Friday, March 28, 2008

Sprayregen Brings Up Environmental Issues in Lawsuit Against Columbia

Sprayregen Brings Up Environmental Issues in Lawsuit Against Columbia
By Alix Pianin

After formally bringing a lawsuit against Columbia and the city on Thursday, Tuck-It-Away owner Nick Sprayregen and his lawyers held a press conference at his storage facility to officially announce the legal action. Though he previously focused on rallying against the potential use of eminent domain in Manhattanville, Sprayregen is now also setting his sights on the environmental implications of the University’s planned underground development.

“Tuck-It-Away vs. the City of New York” calls on the New York State Supreme Court to take a “hard look” at Columbia’s two-million-square-foot Manhattanville development that would extend seven stories below the street. As it stands now, the University’s design poses significant environmental risks that the city has not properly considered, according to lawyer and public advocate candidate Norman Siegel.

“Without proper review, a disaster may someday occur,” Sprayregen said. “We are not challenging the overall rezoning.”

The underground plan, known as the “bathtub,” would stretch from 125th Street to 133rd Street, Broadway to 12th Avenue, and would house campus laboratories, a swimming and diving center, business school programs, a Metropolitan Transportation Authority bus depot, and storage facilities.

Sprayregen, Siegel, and attorney Steve Silverberg say that the placement of the “bathtub” on a flood plane and earthquake fault line could pose daunting environmental concerns, including flooding.

The recent focus on the environmental implications of the Manhattanville expansion is a marked departure from Sprayregen’s usual focus on eminent domain. Siegel said that the statute of limitations was about to run out following a Nov. 26 meeting, where the City Planning Commission approved the findings regarding the environmental implications of the bathtub. The four-month opportunity to appeal ran out yesterday, the day they filed their lawsuit.

“My perspective being that environmental laws are put in place to protect the safety and well-being of the community ... I concluded over the weekend that the work up to this point doesn’t comport with the ‘hard look’ requirement,” Siegel said.

Sprayregen and Siegel have also been working with Community Board 9 consultant and director of the Pratt Institute Ron Schiffman and senior researcher Klaus Jacob to study the implications of building the bathtub.

“Our recommendation was that CU should hire an outside risk assessment firm to study the [long term] risks associated with flooding in the face of rising sea level,” Jacob said.
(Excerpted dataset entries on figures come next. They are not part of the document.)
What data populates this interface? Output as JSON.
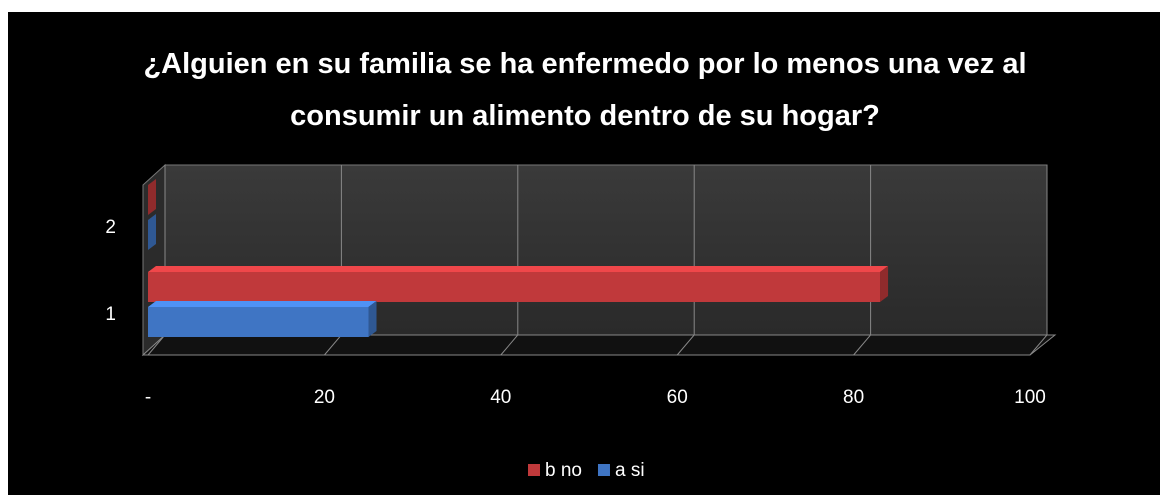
{
  "chart_data": {
    "type": "bar3d_horizontal",
    "title": "¿Alguien en su familia se ha enfermedo por lo menos una vez al consumir un alimento dentro de su hogar?",
    "categories": [
      "1",
      "2"
    ],
    "series": [
      {
        "name": "b no",
        "color": "#c0393b",
        "values": [
          83,
          0
        ]
      },
      {
        "name": "a si",
        "color": "#3f75c4",
        "values": [
          25,
          0
        ]
      }
    ],
    "xlim": [
      0,
      100
    ],
    "xticks": [
      {
        "value": 0,
        "label": "-"
      },
      20,
      40,
      60,
      80,
      100
    ],
    "grid": true,
    "legend": "bottom"
  }
}
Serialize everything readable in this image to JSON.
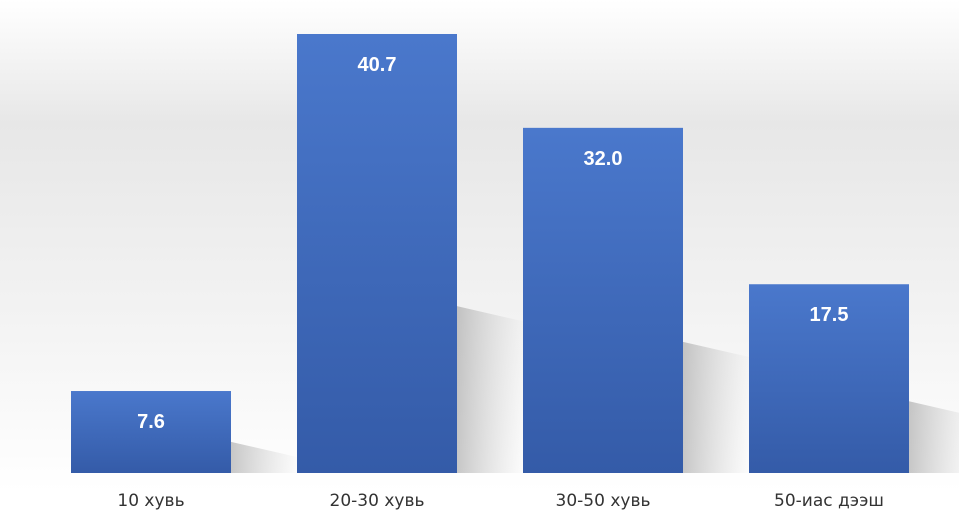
{
  "chart_data": {
    "type": "bar",
    "categories": [
      "10 хувь",
      "20-30 хувь",
      "30-50 хувь",
      "50-иас дээш"
    ],
    "values": [
      7.6,
      40.7,
      32.0,
      17.5
    ],
    "value_labels": [
      "7.6",
      "40.7",
      "32.0",
      "17.5"
    ],
    "title": "",
    "xlabel": "",
    "ylabel": "",
    "ylim": [
      0,
      44
    ],
    "grid": false,
    "legend": "none",
    "colors": {
      "bar_top": "#4A78CC",
      "bar_bottom": "#345BA8",
      "background_top": "#FFFFFF",
      "background_mid": "#E6E6E6",
      "label_text": "#333333",
      "value_text": "#FFFFFF"
    }
  }
}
Jacob said that building the bathtub on a seismic fault may mean that water pressure from the Hudson River could proliferate faults on the bottom of the basement, which would be expensive to fix.

Siegel also raised concerns about the engineering mechanisms given by Columbia officials to stave off environmental damage to the buildings. According to Siegel, the mechanisms were too vague to provide sufficient assurance that the facilities would withstand future natural disasters without endangering surrounding areas, yet effective mechanisms are still in reach.

“They essentially said, ‘an engineering solution exists. We will find it and we will provide it at a later date,’” said Silverberg, who is also representing Sprayregen in the case.

The plaintiffs also named CB9 in its lawsuit, though Siegel emphasized that they were seeking no relief from the board, and that CB9 was named as a respondent. He stressed that CB9 has been supportive of a thorough and critical review of the Manhattanville plan.

“Now they have an opportunity to speak consistently,” Siegel said.

Betsy Morais and Joy Resmovits contributed reporting this article.